The int type is an umbrella for all integer types, from tinyint (8 bits) to bigint (64 bits). All integers are treated the same for type checking purposes.

Examples: 1, 42, -17, 1000000

Double (Floating Point)

The double type represents floating point numbers with variable precision. Use doubles for calculations where approximate values are acceptable.

Bare decimal literals like 3.14 are doubles. Scientific notation like 1.5e0 also produces doubles.

Examples: 3.14, 1.5, 0.75, 1.23e-4, -9.87e2

Decimal (Fixed Point)

The decimal type represents exact numeric values with specified precision and scale, written as decimal(precision, scale). Use the m suffix to create decimal literals when you need exact fixed-point arithmetic (e.g., for financial calculations).

Examples: 100.50m, 0.075m, 999.99m

String

The string type covers char, varchar (of any length). String concatenation uses the + operator.

Examples: 'hello world', "error message", '[email protected]'

Binary

The binary type translates to varbinary in SQL for handling binary data.

Examples: Binary data representations for file contents, encrypted data, or raw bytes.

Timestamp

The timestamp type is an umbrella for date, timestamp, and all their variants (precision and timezone). Hamelin follows SQL's assumption that timestamps with and without zones can be compared.

Examples: ts('2024-01-15'), ts('2024-01-15 14:30:00'), ts('2024-01-15T14:30:00Z')

Interval

The interval type covers interval day to second for time duration calculations with fixed durations. These intervals represent exact amounts of time that can be directly compared and calculated. You can multiply and divide intervals by both integers and floating-point numbers because they represent fixed durations.

Examples: 2h, 30min, 5d, 2h * 2.5, 6h / 2

Calendar Interval

The calendar interval type covers interval year to month for calendar-based durations. Calendar intervals like years and months don't represent a fixed number of days because months have different lengths and years can be leap years. These intervals cannot be directly compared to day-based intervals.

Calendar interval arithmetic only supports integer multipliers and divisors. You cannot multiply or divide calendar intervals by floating-point numbers because fractional months or years don't have clear meaning in calendar arithmetic.
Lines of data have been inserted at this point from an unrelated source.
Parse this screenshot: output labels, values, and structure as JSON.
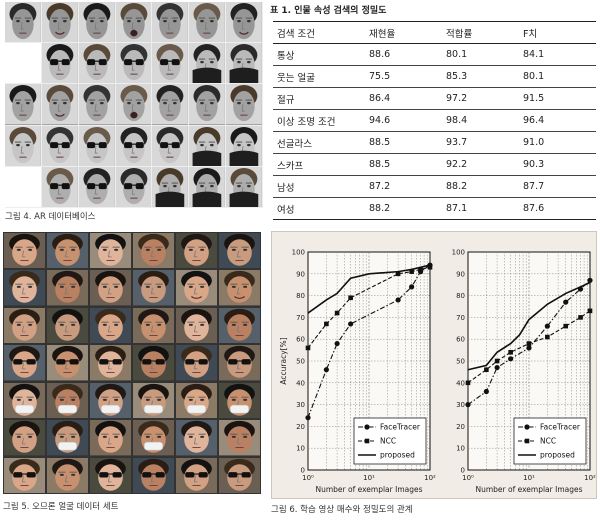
{
  "figure4": {
    "caption": "그림 4. AR 데이터베이스"
  },
  "figure5": {
    "caption": "그림 5. 오므론 얼굴 데이터 세트"
  },
  "figure6": {
    "caption": "그림 6. 학습 영상 매수와 정밀도의 관계"
  },
  "table1": {
    "title": "표 1. 인물 속성 검색의 정밀도",
    "headers": [
      "검색 조건",
      "재현율",
      "적합률",
      "F치"
    ],
    "rows": [
      [
        "통상",
        "88.6",
        "80.1",
        "84.1"
      ],
      [
        "웃는 얼굴",
        "75.5",
        "85.3",
        "80.1"
      ],
      [
        "절규",
        "86.4",
        "97.2",
        "91.5"
      ],
      [
        "이상 조명 조건",
        "94.6",
        "98.4",
        "96.4"
      ],
      [
        "선글라스",
        "88.5",
        "93.7",
        "91.0"
      ],
      [
        "스카프",
        "88.5",
        "92.2",
        "90.3"
      ],
      [
        "남성",
        "87.2",
        "88.2",
        "87.7"
      ],
      [
        "여성",
        "88.2",
        "87.1",
        "87.6"
      ]
    ]
  },
  "chart_data": [
    {
      "type": "line",
      "xscale": "log",
      "xlim": [
        1,
        100
      ],
      "ylim": [
        0,
        100
      ],
      "yticks": [
        0,
        10,
        20,
        30,
        40,
        50,
        60,
        70,
        80,
        90,
        100
      ],
      "xticks": [
        "10⁰",
        "10¹",
        "10²"
      ],
      "xlabel": "Number of exemplar Images",
      "ylabel": "Accuracy[%]",
      "grid": true,
      "legend_position": "bottom-right",
      "series": [
        {
          "name": "FaceTracer",
          "marker": "circle",
          "style": "dash-dot",
          "x": [
            1,
            2,
            3,
            5,
            30,
            50,
            70,
            100
          ],
          "y": [
            24,
            46,
            58,
            67,
            78,
            84,
            91,
            94
          ]
        },
        {
          "name": "NCC",
          "marker": "square",
          "style": "dashed",
          "x": [
            1,
            2,
            3,
            5,
            30,
            50,
            70,
            100
          ],
          "y": [
            56,
            67,
            72,
            79,
            90,
            91,
            92,
            93
          ]
        },
        {
          "name": "proposed",
          "marker": "none",
          "style": "solid",
          "x": [
            1,
            2,
            3,
            5,
            10,
            30,
            50,
            100
          ],
          "y": [
            72,
            78,
            81,
            88,
            90,
            91,
            92,
            94
          ]
        }
      ]
    },
    {
      "type": "line",
      "xscale": "log",
      "xlim": [
        1,
        100
      ],
      "ylim": [
        0,
        100
      ],
      "yticks": [
        0,
        10,
        20,
        30,
        40,
        50,
        60,
        70,
        80,
        90,
        100
      ],
      "xticks": [
        "10⁰",
        "10¹",
        "10²"
      ],
      "xlabel": "Number of exemplar Images",
      "ylabel": "",
      "grid": true,
      "legend_position": "bottom-right",
      "series": [
        {
          "name": "FaceTracer",
          "marker": "circle",
          "style": "dash-dot",
          "x": [
            1,
            2,
            3,
            5,
            10,
            20,
            40,
            70,
            100
          ],
          "y": [
            30,
            36,
            47,
            51,
            56,
            66,
            77,
            83,
            87
          ]
        },
        {
          "name": "NCC",
          "marker": "square",
          "style": "dashed",
          "x": [
            1,
            2,
            3,
            5,
            10,
            20,
            40,
            70,
            100
          ],
          "y": [
            40,
            46,
            50,
            54,
            58,
            61,
            66,
            70,
            73
          ]
        },
        {
          "name": "proposed",
          "marker": "none",
          "style": "solid",
          "x": [
            1,
            2,
            3,
            5,
            7,
            10,
            20,
            40,
            70,
            100
          ],
          "y": [
            46,
            48,
            54,
            58,
            62,
            69,
            76,
            81,
            84,
            86
          ]
        }
      ]
    }
  ]
}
Valid examples: 3mon, 2y, 1q, 6mon * 2, 2y / 4

Invalid examples:

  • 1y * 2.5 → Error: Calendar intervals require integer arithmetic
  • 3mon / 1.5 → Error: Calendar intervals require integer arithmetic

Range

The range type represents spans between two values of any type. Ranges are created by the .. operator. Ranges can be bounded (with both start and end points) or unbounded (extending infinitely in one direction). You see them most commonly in Hamelin as range(timestamp) or range(interval), and every query generally operates under the constraints of a range(timestamp).

Examples: -2hr..-1hr, ts('2024-01-15')..now(), -1hr.., ..now(), 1..10, 'a'..'z'

Rows

The rows type represents a number of rows and is only useful when declaring window frames as a certain number of rows rather than a time-based frame.